Regulamentação da Lei 27/2016 – PCP apresenta na AR projecto de resolução para pressionar a saída da portaria

O PCP apresentou, pela voz da deputada Ana Virgínia, no dia 6 de Abril , na AR, um projecto de resolução recomendando ao Governo a publicação urgente da portaria de regulamentação.

Durante a discussão, que pode ser ouvida ( aos 1h 27 minutos ) no link http://www.canal.parlamento.pt/?cid=1859&title=reuniao-plenaria-n-73

foram proferidas algumas afirmações preocupantes. Destacamos :

O PS, pela voz da deputada Joana Lima , referindo-se ao atraso na regulamentação (que devia ter sido publicada até 4 de Janeiro de 2017) justifica-o afirmando “ que há muito trabalho a fazer nesta matéria e os municípios têm de se preparar para que a aplicação da lei seja feita na sua plenitude e em todas as condições para o bem estar animal”.

Não se entende: a lei tem um período transitório de 2 anos, até ao fim dos abates em Setembro de 2018, justamente para os municípios se prepararem e adoptarem medidas conducentes ao não abate : esterilização e adaptação dos canis. Qual é o grande trabalho que estão a fazer ???

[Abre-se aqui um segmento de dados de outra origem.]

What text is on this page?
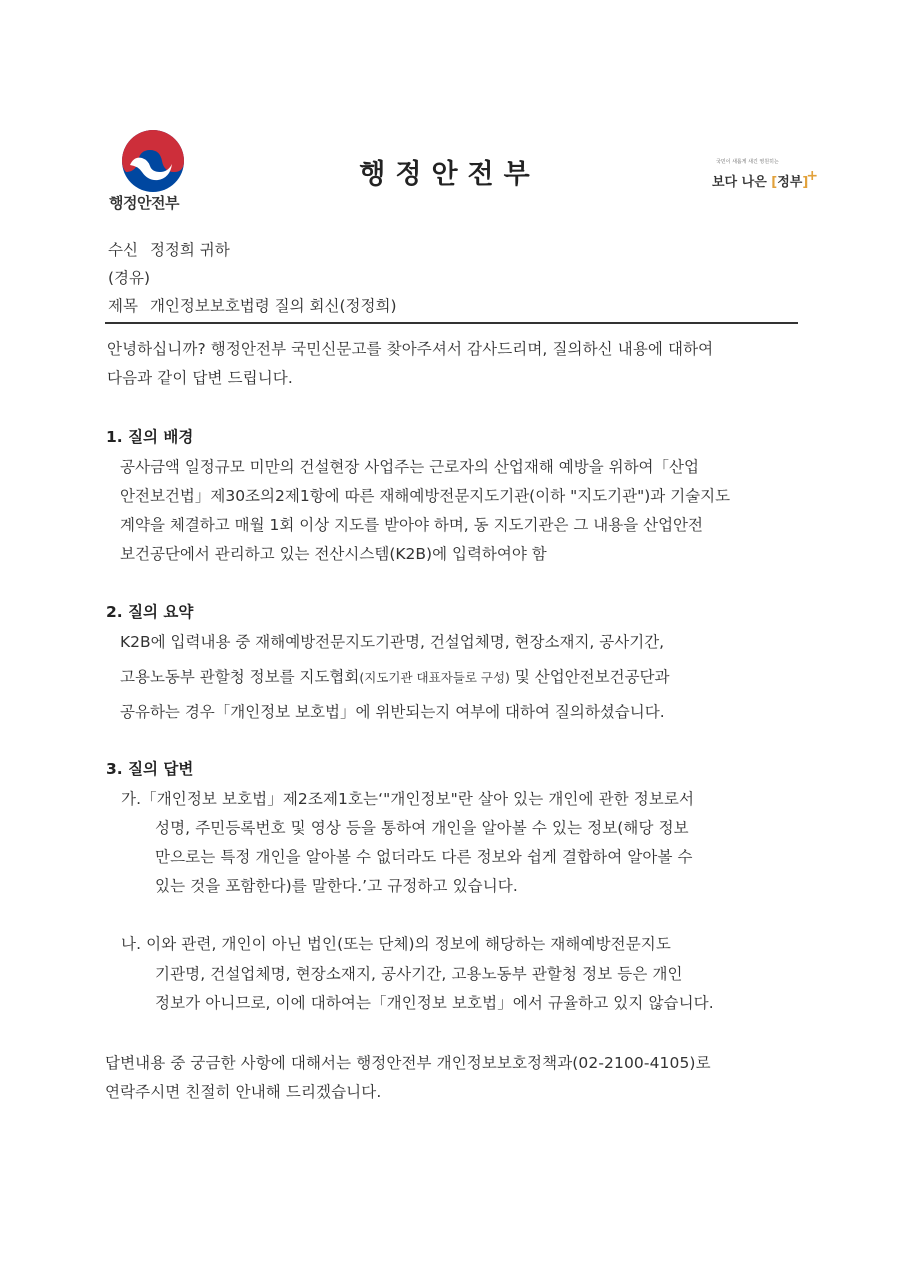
행정안전부
행정안전부	국민이 새롭게 새긴 영원히는
보다 나은 [정부]+
수신 정정희 귀하
(경유)
제목 개인정보보호법령 질의 회신(정정희)
안녕하십니까? 행정안전부 국민신문고를 찾아주셔서 감사드리며, 질의하신 내용에 대하여
다음과 같이 답변 드립니다.
1. 질의 배경
공사금액 일정규모 미만의 건설현장 사업주는 근로자의 산업재해 예방을 위하여「산업
안전보건법」제30조의2제1항에 따른 재해예방전문지도기관(이하 "지도기관")과 기술지도
계약을 체결하고 매월 1회 이상 지도를 받아야 하며, 동 지도기관은 그 내용을 산업안전
보건공단에서 관리하고 있는 전산시스템(K2B)에 입력하여야 함
2. 질의 요약
K2B에 입력내용 중 재해예방전문지도기관명, 건설업체명, 현장소재지, 공사기간,
고용노동부 관할청 정보를 지도협회(지도기관 대표자들로 구성) 및 산업안전보건공단과
공유하는 경우「개인정보 보호법」에 위반되는지 여부에 대하여 질의하셨습니다.
3. 질의 답변
가.「개인정보 보호법」제2조제1호는‘"개인정보"란 살아 있는 개인에 관한 정보로서
성명, 주민등록번호 및 영상 등을 통하여 개인을 알아볼 수 있는 정보(해당 정보
만으로는 특정 개인을 알아볼 수 없더라도 다른 정보와 쉽게 결합하여 알아볼 수
있는 것을 포함한다)를 말한다.’고 규정하고 있습니다.
나. 이와 관련, 개인이 아닌 법인(또는 단체)의 정보에 해당하는 재해예방전문지도
기관명, 건설업체명, 현장소재지, 공사기간, 고용노동부 관할청 정보 등은 개인
정보가 아니므로, 이에 대하여는「개인정보 보호법」에서 규율하고 있지 않습니다.
답변내용 중 궁금한 사항에 대해서는 행정안전부 개인정보보호정책과(02-2100-4105)로
연락주시면 친절히 안내해 드리겠습니다.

O deputado do PSD, Maurício Marques, produziu a afirmação “ se na data prevista os abates continuarem a culpa é do Governo “.

Sr. deputado : já existem Câmaras que implementam, algumas há vários anos, programas de esterilização sem terem precisado de nenhuma Lei. Sobretudo aplicam o Programa CED e a esterilização dos animais dados em adopção. A não regulamentação não impede que as Câmaras comecem a esterilizar e a melhorar os canis. Aliás é sua obrigação legal desde há 16 anos. 

Se não o fazem agora estão, de facto, a impedir que haja uma redução da sobrepopulação , do abandono e das entradas de animais nos canis para chegarem a 2018 e dizerem que a situação nos canis é insustentável e que é preciso continuar a abater.

As campanhas de esterilização precisam de tempo para que os resultados se manifestem.

As Câmaras que já entraram por esse caminho provam que ele é viável. Abater não só não é solução para a sobrepopulação , como já não é tolerado pela sociedade portuguesa.    Abater é mais dispendiosos do que esterilizar. E quem teve meios financeiros  para abater milhares de animais  tem certamente meios para as campanhas de esterilização.

Ficamos expectantes à espera da regulamentação. Preocupados que a mesma respeite o espirito progressista da Lei e a experiência com o programa CED, acumulada, durante anos, pelas Câmaras de Lisboa e Sintra.

A nós, cidadãos amigos dos animais, cabe-nos não ficar passivos perante este compasso de espera inexplicável e intolerável. Os munícipes têm de continuar a pressionar as câmaras. Vamos relançar a iniciativa do envio dos e-mails aos Presidentes muito em breve. A realização de eleições autárquicas  a 1 de Outubro é uma circunstância que joga a  nosso favor e que temos de aproveitar.